Four Ways Interest Rate Hikes Affect Your Clients’ Finances

Wealth Solutions

Four Ways Interest Rate Hikes Affect Your Clients’ Finances

The interest rates that shape the economy and your clients’ portfolio could rise soon.

Recent violent swings in global stock markets have thrown the Federal Reserve and its interest rate decision squarely into the world’s spotlight.

Federal Reserve Chairwoman Janet Yellen, the nation’s top financial policy maker, and the Federal Open Market Committee (FOMC) are responsible for the highly anticipated decision. Known as the Federal Funds Target Rate, it sets the basis for what banks charge other banks to borrow money, and is the starting point for many consumer-facing interest rates like credit cards and auto loans.

Rates remain near zero in an effort to continue spurring growth after the Great Recession. Much of the economic data watched by the Fed is slowly improving, and Yellen and many of her FOMC colleagues believe a rate hike will come before 2016. The timing of the hike is key because rising rates could spook U.S. and global investors, causing further market volatility.

This most recent round of interest rate speculation began in mid-August over fears of slowing economic growth in China and after WTI oil, the U.S. benchmark, fell below the key $40 per barrel mark.
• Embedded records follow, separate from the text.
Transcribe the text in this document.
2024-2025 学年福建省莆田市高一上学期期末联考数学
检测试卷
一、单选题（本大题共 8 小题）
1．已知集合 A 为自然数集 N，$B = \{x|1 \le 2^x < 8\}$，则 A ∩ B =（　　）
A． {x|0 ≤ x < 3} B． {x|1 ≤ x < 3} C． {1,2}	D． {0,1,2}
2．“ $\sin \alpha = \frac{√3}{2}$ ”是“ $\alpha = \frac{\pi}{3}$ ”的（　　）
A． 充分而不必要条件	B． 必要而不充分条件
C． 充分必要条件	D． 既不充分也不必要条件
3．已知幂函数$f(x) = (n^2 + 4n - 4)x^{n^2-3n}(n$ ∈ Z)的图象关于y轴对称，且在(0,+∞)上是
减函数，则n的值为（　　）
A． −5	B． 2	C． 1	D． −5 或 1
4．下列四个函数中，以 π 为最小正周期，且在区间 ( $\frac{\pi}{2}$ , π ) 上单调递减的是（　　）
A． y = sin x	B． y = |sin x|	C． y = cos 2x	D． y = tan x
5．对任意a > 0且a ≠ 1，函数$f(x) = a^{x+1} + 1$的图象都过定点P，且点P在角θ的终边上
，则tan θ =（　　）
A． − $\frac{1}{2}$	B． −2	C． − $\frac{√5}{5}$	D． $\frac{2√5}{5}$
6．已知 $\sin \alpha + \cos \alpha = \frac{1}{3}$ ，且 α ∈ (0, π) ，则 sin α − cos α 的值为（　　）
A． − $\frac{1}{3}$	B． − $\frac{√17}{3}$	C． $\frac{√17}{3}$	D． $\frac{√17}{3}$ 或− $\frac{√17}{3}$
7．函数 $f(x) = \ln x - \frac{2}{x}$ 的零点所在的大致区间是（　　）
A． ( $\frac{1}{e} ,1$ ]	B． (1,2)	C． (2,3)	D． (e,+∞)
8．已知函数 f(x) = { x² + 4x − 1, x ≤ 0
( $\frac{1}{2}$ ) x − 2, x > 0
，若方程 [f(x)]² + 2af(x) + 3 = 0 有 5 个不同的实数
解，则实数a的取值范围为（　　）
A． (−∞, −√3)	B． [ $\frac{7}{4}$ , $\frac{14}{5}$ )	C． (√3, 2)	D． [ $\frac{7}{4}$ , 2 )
After record highs in May, markets entered correction territory, defined as a decline of 10 percent or more, and endured several rocky weeks of trading. Yellen mentioned the recent economic and market turbulence as reasons for keeping rates unchanged in September. Meanwhile, Wall Street anxiously awaits the Fed’s eventual decision to finally raise interest rates.

Whenever that decision does come, Main Street could be deeply impacted by a rise in interest rates. Here are four of the most common ways rising rates could impact your clients.

  • Mortgages and vehicle loans – If it costs more money for banks to borrow money, it’s likely that extra cost will be passed on to your clients. Whenever the Fed decides to hike interest rates, house hunters and car buyers should expect to pay a little more in interest down the road.
  • Bond values – Generally when interest rates rise, yields rise and the price of existing bonds fall on the resale market. If held to maturity, the full principal value of the bonds is returned subject to the creditworthiness of the issuers.
  • Student loans – Most student loans issued by the federal government are tied to the 10-year Treasury note, a debt instrument issued by the U.S. Treasury department. Here too, higher interest rates mean clients will pay more to borrow money for school.
  • Savings accounts and CDs – This is one area where higher interest rates are good news for your clients. When rates increase, your clients will earn more interest on their savings. Interest rates on CDs are usually fixed at the time of purchase.